D3D12 AV1 video encoding

The Direct3D12 video encoding feature is extended to support AV1 encoding starting in Windows 11, version 24H2 (WDDM 3.2). This article describes the points of extension where the existing D3D12 Video Encode DDI needs modifications and new structures to support AV1 encoding. For more information, including application-level specifics, see the AV1 D3D12 Video Encoding Specification.

Extensions to rate control

The following existing enumerations are updated with extensions to rate control and rate control support:

When D3D12DDI_VIDEO_ENCODER_RATE_CONTROL_FLAG_0096_ENABLE_EXTENSION1_SUPPORT is enabled, the extended rate control structures are used in D3D12DDI_VIDEO_ENCODER_RATE_CONTROL_CONFIGURATION_PARAMS_0080_2.pConfiguration_XXX; otherwise the legacy structures are used when disabled per the table documented on the D3D12DDI_VIDEO_ENCODER_RATE_CONTROL_FLAGS_0080 reference page.

Video encoding support extensions

The existing video-related framework is extended to allow drivers to report AV1 video encoding support and capabilities. This section lists the added or updated structures and enumerations that are used to query and report AV1 video encoding support.

Encoding operation

Expected bitstream header values for AV1

Driver/host header coding responsibilities

Given an encoded frame with K tiles, the driver writes the K decode_tile() AV1 syntax elements in the compressed bitstream, corresponding to the requested tiles in EncodeFrame arguments.

The API Client then builds the tile_group_obu() AV1 syntax elements with tile_start_and_end_present_flag/tg_start/tg_end elements to arrange the tiles into tile groups as desired with the condition that the tiles are placed sequentially. The tile_size_minus_1 element is coded from the related tile D3D12_VIDEO_ENCODER_FRAME_SUBREGION_METADATA information and decode_tile() elements are copied from the compressed bitstream buffer. Finally, each tile_group_obu() is wrapped around open_bitstream_unit() elements of type OBU_TILE_GROUP and prepended with an OBU_FRAME_HEADER. For a single tile group, an OBU_FRAME type can be used instead.

The API Client is responsible for inferring obu_extension_flag as !(TemporalLayerIndexPlus1 || SpatialLayerIndexPlus1) for the current frame and also code if necessary temporal_id and spatial_id in the open_bitstream_unit().

The EncodeFrame submissions are in encode order, like the other codecs implemented in the D3D12 Encode API.

Resolution changes and spatial scalability

If the driver reports D3D12_VIDEO_ENCODER_SUPPORT_FLAG_RESOLUTION_RECONFIGURATION_AVAILABLE, it still only applies to resolution changes on a key frame.

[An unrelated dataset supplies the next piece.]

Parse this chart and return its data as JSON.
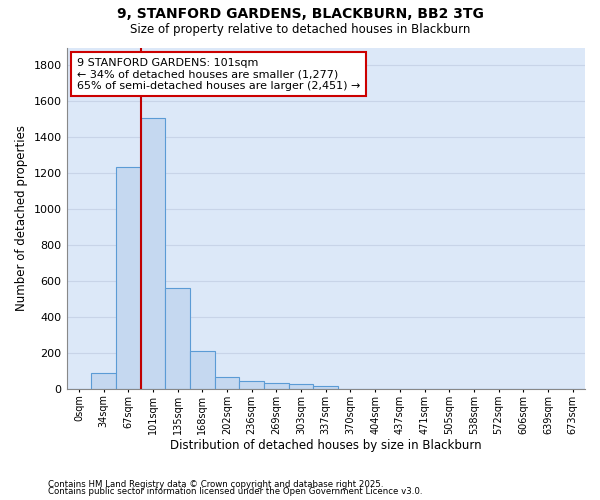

The active sequence header must have the max_frame_*_minus_1 syntax set to the maximum resolution present in the associated ID3D12VideoEncoderHeap being used. Different frames using resolutions also present in the associated ID3D12VideoEncoderHeap can use the AV1 syntax frame_size_override_flag in frame_size() to convey change of resolution.

If D3D12_VIDEO_ENCODER_AV1_FRAME_TYPE_FLAG_SWITCH_FRAME is supported, the reference frames must point to higher or equal resolution than the current switch frame being encoded and the different resolutions must be all present in the associated ID3D12VideoEncoderHeap being used.

Similarly, if spatial scalability is supported, the different resolutions of the reference frames must be all present in the associated ID3D12VideoEncoderHeap being used.

Rate control notes

The accepted range for D3D12DDI_VIDEO_ENCODER_RATE_CONTROL_QVBR1_0096.ConstantQualityTarget is [0..63]. The lowest value yields the highest quality.

In general, D3D12DDI_VIDEO_ENCODER_SUPPORT_FLAG_0083_0_RATE_CONTROL_RECONFIGURATION_AVAILABLE applies to the quality versus speed tweaking and the following rate control parameters of the different rate control modes: QP in constant QP, bitrates and quality levels in CBR, VBR and QVBR. The driver can return D3D12DDI_VIDEO_ENCODER_ENCODE_ERROR_FLAG_0082_0_RECONFIGURATION_REQUEST_NOT_SUPPORTED in D3D12DDI_VIDEO_ENCODER_OUTPUT_METADATA_0083_0.EncodeErrorFlags for other unsupported rate control parameter reconfiguration.

Encoding operation API

The following structures and enumerations are added or updated with extensions to support the AV1 encoding operation:

In addition, a driver's existing PFND3D12DDI_VIDEO_ENCODE_RESOLVE_OUTPUT_METADATA_0082_0 callback needs to be updated to handle the AV1-specific resolved buffer layout added for AV1 encoding.